Building a Data Lake on IBEE Object S…

Object Storage as the Data Lake Foundation

The data warehouse held structured data in proprietary formats, queryable only through its own engine. The data lake replaced the proprietary format with a principle: store everything in open formats on cheap, scalable object storage, and let any query engine read it.

This architecture, where object storage is the single source of truth and compute is decoupled from storage, is now the default for any serious analytics infrastructure. AWS Glue reads from S3. Databricks reads from S3. Apache Spark reads from S3. DuckDB reads from S3. The query engine is interchangeable. The storage layer is not.

IBEE's full S3 compatibility means every tool that reads data lakes from S3 reads from IBEE. For businesses that need their analytics data to remain under a specific jurisdiction, whether that is India under DPDP and RBI requirements, the EU under GDPR, or any other sovereign framework, this is the path to a data lake that satisfies both the engineering team and the legal team. The architecture is identical to an AWS S3-based data lake. The jurisdiction is different.

The Medallion Architecture

The most widely adopted data lake structure is the medallion architecture: three layers of data refinement, each stored in the same object storage system, each serving a different consumer. The diagram below shows how data flows through the three layers and which consumers read from each.

Bronze holds raw data as ingested. Silver holds cleaned, schema-enforced data. Gold holds pre-aggregated business metrics ready for dashboards and reporting.

Bronze: Raw Ingestion Layer

The bronze layer stores data exactly as it arrives from source systems, unmodified, unvalidated, in whatever format the source emitted. Database change data capture streams, API event logs, CSV exports from business systems, IoT sensor readings, clickstream data: all of it lands in the bronze bucket exactly as received.

The purpose of the bronze layer is durability and reproducibility. If a transformation in the silver layer turns out to be wrong, you can replay from bronze. If a source system changes its schema, the bronze record of what the data looked like before the change is preserved. We have seen teams avoid weeks of data recovery work by having a clean bronze layer to replay from when a silver transformation bug propagated silently for several days before being caught.

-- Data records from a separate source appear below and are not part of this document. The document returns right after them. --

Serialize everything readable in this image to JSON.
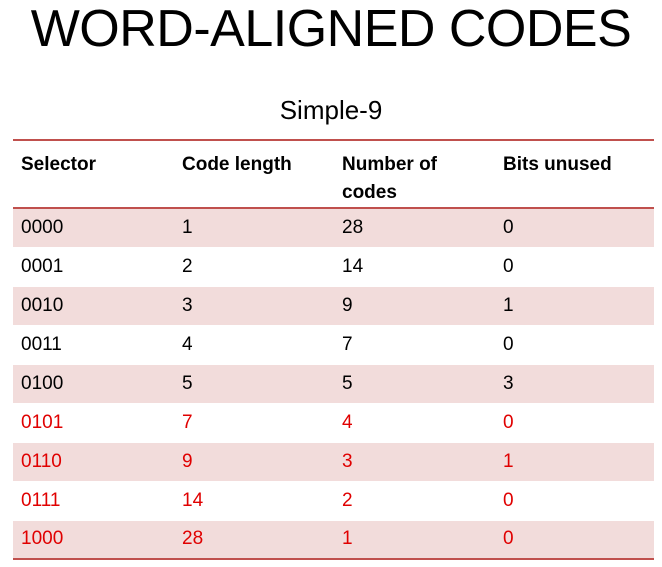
{
  "title": "WORD-ALIGNED CODES",
  "caption": "Simple-9",
  "colors": {
    "header_rule": "#c0504d",
    "shaded_row": "#f2dcdb",
    "normal_text": "#000000",
    "highlight_text": "#e00000"
  },
  "table": {
    "headers": {
      "selector": "Selector",
      "code_length": "Code length",
      "number_of_codes": "Number of codes",
      "bits_unused": "Bits unused"
    },
    "rows": [
      {
        "selector": "0000",
        "code_length": "1",
        "number_of_codes": "28",
        "bits_unused": "0",
        "highlight": false
      },
      {
        "selector": "0001",
        "code_length": "2",
        "number_of_codes": "14",
        "bits_unused": "0",
        "highlight": false
      },
      {
        "selector": "0010",
        "code_length": "3",
        "number_of_codes": "9",
        "bits_unused": "1",
        "highlight": false
      },
      {
        "selector": "0011",
        "code_length": "4",
        "number_of_codes": "7",
        "bits_unused": "0",
        "highlight": false
      },
      {
        "selector": "0100",
        "code_length": "5",
        "number_of_codes": "5",
        "bits_unused": "3",
        "highlight": false
      },
      {
        "selector": "0101",
        "code_length": "7",
        "number_of_codes": "4",
        "bits_unused": "0",
        "highlight": true
      },
      {
        "selector": "0110",
        "code_length": "9",
        "number_of_codes": "3",
        "bits_unused": "1",
        "highlight": true
      },
      {
        "selector": "0111",
        "code_length": "14",
        "number_of_codes": "2",
        "bits_unused": "0",
        "highlight": true
      },
      {
        "selector": "1000",
        "code_length": "28",
        "number_of_codes": "1",
        "bits_unused": "0",
        "highlight": true
      }
    ]
  }
}
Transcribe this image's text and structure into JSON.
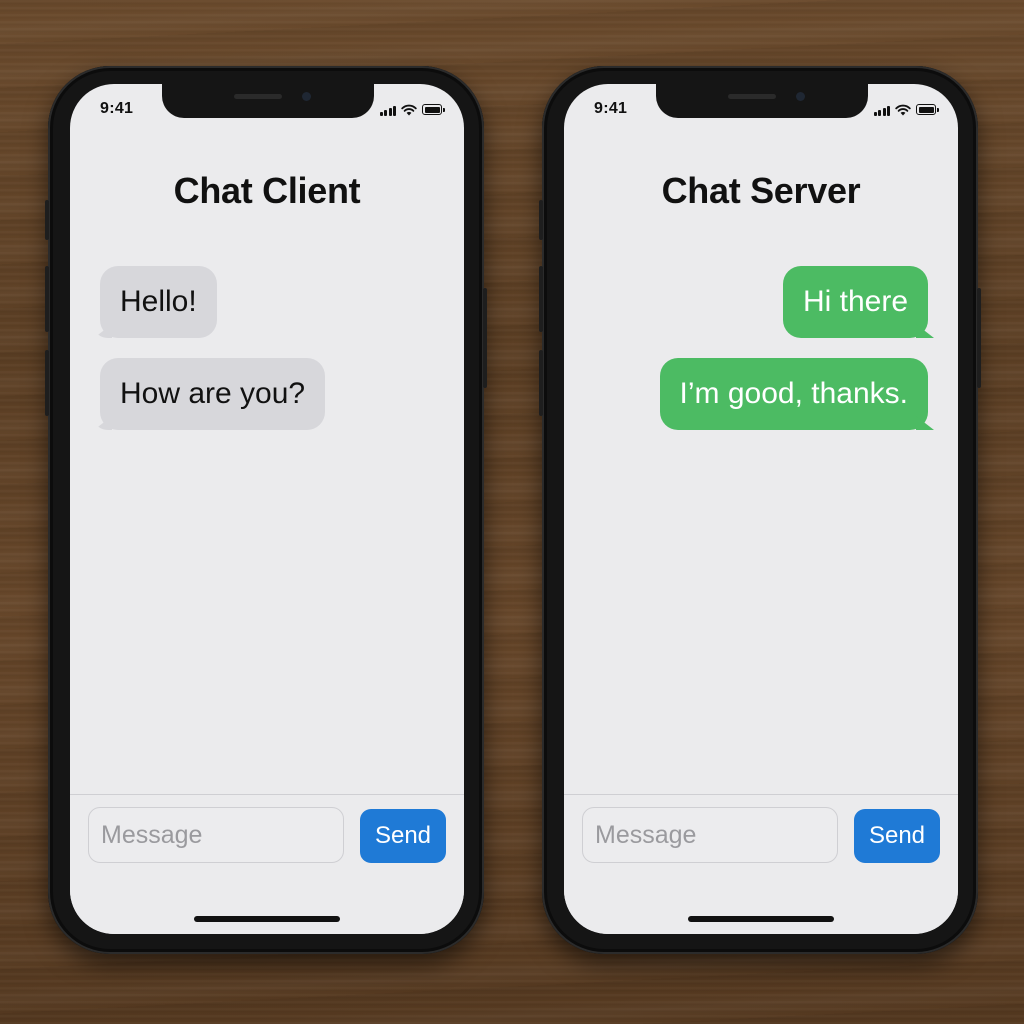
{
  "phones": [
    {
      "status": {
        "time": "9:41",
        "icons": [
          "signal-icon",
          "wifi-icon",
          "battery-icon"
        ]
      },
      "title": "Chat Client",
      "messages": [
        {
          "text": "Hello!",
          "direction": "incoming"
        },
        {
          "text": "How are you?",
          "direction": "incoming"
        }
      ],
      "composer": {
        "placeholder": "Message",
        "send_label": "Send"
      }
    },
    {
      "status": {
        "time": "9:41",
        "icons": [
          "signal-icon",
          "wifi-icon",
          "battery-icon"
        ]
      },
      "title": "Chat Server",
      "messages": [
        {
          "text": "Hi there",
          "direction": "outgoing"
        },
        {
          "text": "I’m good, thanks.",
          "direction": "outgoing"
        }
      ],
      "composer": {
        "placeholder": "Message",
        "send_label": "Send"
      }
    }
  ],
  "colors": {
    "incoming_bubble": "#d7d7db",
    "outgoing_bubble": "#4cbb63",
    "send_button": "#1f7ad6",
    "screen_background": "#ebebed"
  }
}
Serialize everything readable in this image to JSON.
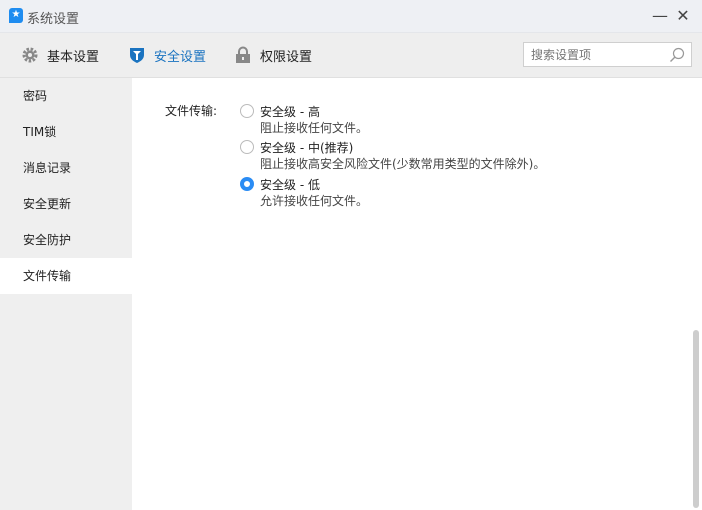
{
  "window": {
    "title": "系统设置",
    "minimize": "—",
    "close": "✕"
  },
  "tabs": [
    {
      "label": "基本设置",
      "icon": "gear-icon"
    },
    {
      "label": "安全设置",
      "icon": "shield-icon"
    },
    {
      "label": "权限设置",
      "icon": "lock-icon"
    }
  ],
  "search": {
    "placeholder": "搜索设置项"
  },
  "sidebar": {
    "items": [
      {
        "label": "密码"
      },
      {
        "label": "TIM锁"
      },
      {
        "label": "消息记录"
      },
      {
        "label": "安全更新"
      },
      {
        "label": "安全防护"
      },
      {
        "label": "文件传输"
      }
    ]
  },
  "file_transfer": {
    "label": "文件传输:",
    "options": [
      {
        "title": "安全级 - 高",
        "desc": "阻止接收任何文件。",
        "selected": false
      },
      {
        "title": "安全级 - 中(推荐)",
        "desc": "阻止接收高安全风险文件(少数常用类型的文件除外)。",
        "selected": false
      },
      {
        "title": "安全级 - 低",
        "desc": "允许接收任何文件。",
        "selected": true
      }
    ]
  },
  "colors": {
    "accent": "#1a73c0",
    "radio": "#2a8cf4"
  }
}
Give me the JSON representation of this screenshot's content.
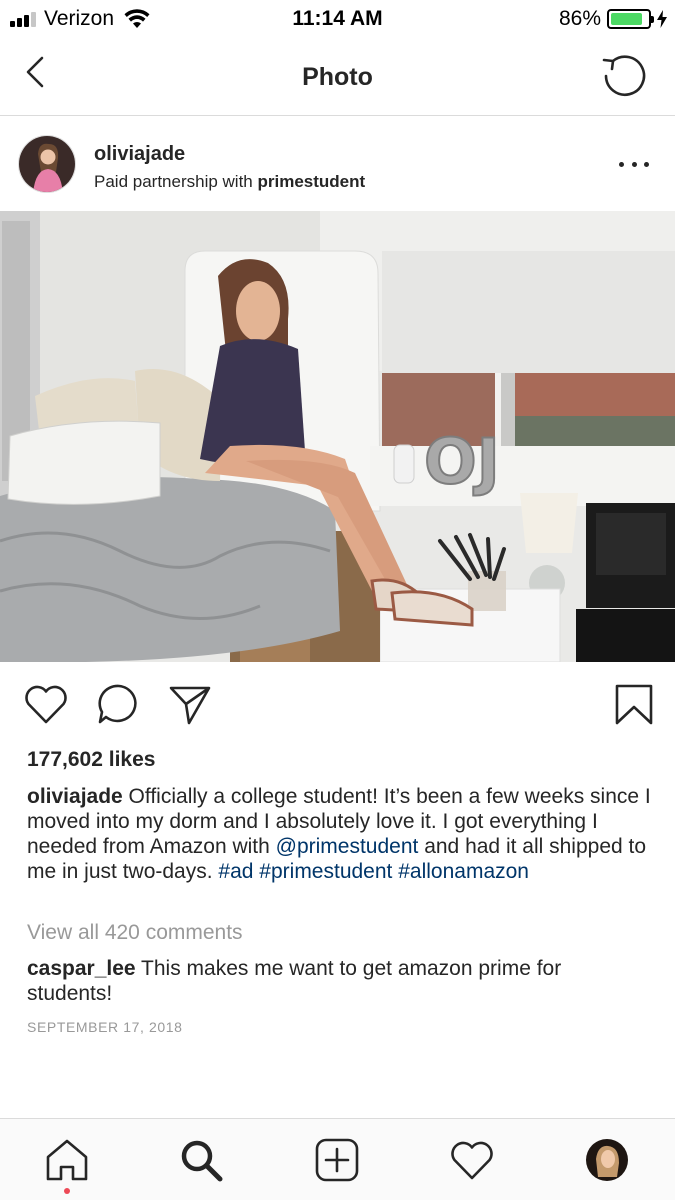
{
  "status_bar": {
    "carrier": "Verizon",
    "time": "11:14 AM",
    "battery_percent": "86%",
    "battery_level": 0.86,
    "battery_color": "#4cd964"
  },
  "nav": {
    "title": "Photo",
    "back_icon": "chevron-left-icon",
    "refresh_icon": "refresh-icon"
  },
  "post": {
    "username": "oliviajade",
    "partnership_prefix": "Paid partnership with",
    "partner": "primestudent",
    "photo_letters": "OJ"
  },
  "engagement": {
    "likes": "177,602 likes"
  },
  "caption": {
    "user": "oliviajade",
    "text_1": " Officially a college student! It’s been a few weeks since I moved into my dorm and I absolutely love it. I got everything I needed from Amazon with ",
    "mention": "@primestudent",
    "text_2": " and had it all shipped to me in just two-days. ",
    "hashtag_1": "#ad",
    "hashtag_2": "#primestudent",
    "hashtag_3": "#allonamazon",
    "link_color": "#003569"
  },
  "comments": {
    "view_all": "View all 420 comments",
    "top_comment_user": "caspar_lee",
    "top_comment_text": " This makes me want to get amazon prime for students!"
  },
  "post_date": "SEPTEMBER 17, 2018",
  "tabbar": {
    "items": [
      "home-icon",
      "search-icon",
      "add-post-icon",
      "activity-heart-icon",
      "profile-avatar"
    ],
    "notification_color": "#ed4956"
  }
}
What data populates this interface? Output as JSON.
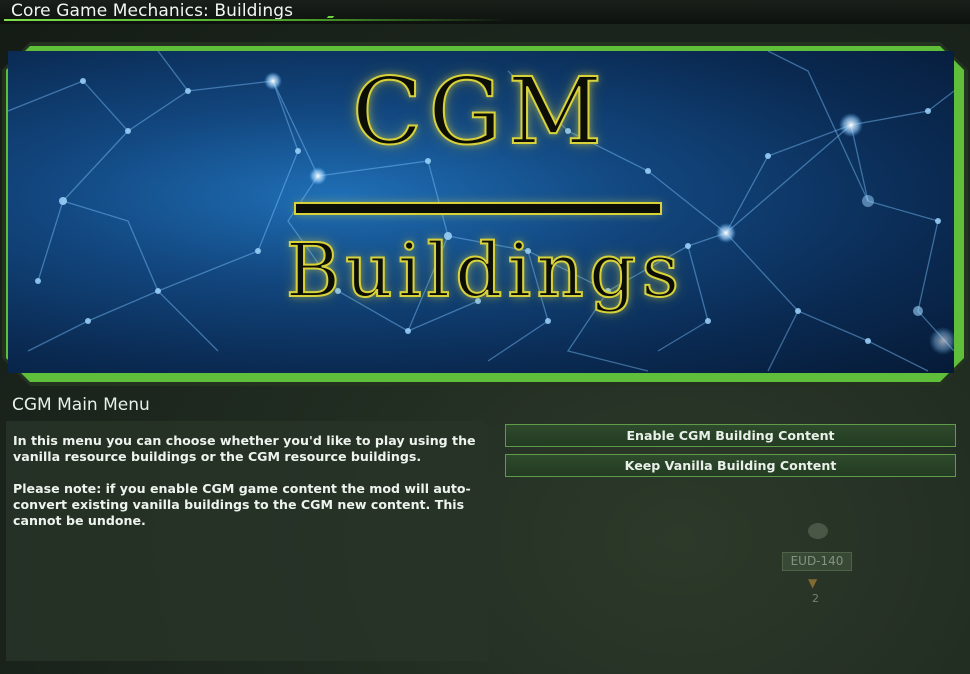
{
  "window": {
    "title": "Core Game Mechanics: Buildings"
  },
  "banner": {
    "logo_main": "CGM",
    "logo_sub": "Buildings"
  },
  "menu": {
    "heading": "CGM Main Menu",
    "description": [
      "In this menu you can choose whether you'd like to play using the vanilla resource buildings or the CGM resource buildings.",
      "Please note: if you enable CGM game content the mod will auto-convert existing vanilla buildings to the CGM new content. This cannot be undone."
    ],
    "buttons": {
      "enable": "Enable CGM Building Content",
      "keep": "Keep Vanilla Building Content"
    }
  },
  "background_map": {
    "system_label": "EUD-140",
    "count": "2",
    "icon": "resource-icon"
  },
  "colors": {
    "accent_green": "#5fbf3a",
    "logo_gold": "#d8d23a",
    "banner_blue": "#12467e"
  }
}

On IBEE, the bronze bucket is configured with versioning enabled, so objects written by streaming ingestion pipelines are preserved even if keys are reused. Write-once, never-delete is the operating principle for bronze.

Silver: Cleaned and Conformed Layer

The silver layer contains data that has been validated, deduplicated, schema-enforced, and conformed to a standard format. Bronze JSON events become silver Parquet files with consistent column types and null handling. Bronze CSV exports become silver tables with normalised date formats and trimmed string values.

Silver data is queryable by analysts who need reliable, clean data but do not need it to be pre-aggregated. A data scientist building a churn model reads from silver. A fraud detection pipeline training on transaction history reads from silver.

Silver data is typically stored in Parquet or ORC format, partitioned by date or entity key. This partitioning structure is what allows query engines to push down partition filters and avoid reading the entire dataset for time-bounded queries.

Gold: Business-Ready Aggregated Layer

The gold layer contains pre-aggregated, business-metric-aligned data: daily user activity summaries, weekly revenue by geography, monthly cohort retention tables. Gold data feeds dashboards, business intelligence tools, and executive reporting.

Gold tables are typically small compared to silver because aggregation compresses many raw events into a single summary row. They are optimised for fast read performance and are partitioned to match the time granularity of the reports they serve.

Open Table Formats: Delta Lake and Apache Iceberg

Raw Parquet files in a data lake work for simple analytics. At production scale, two problems emerge: concurrent writes from multiple pipelines corrupt the directory structure, and schema evolution over time makes it impossible to know what columns a given file contains without reading it.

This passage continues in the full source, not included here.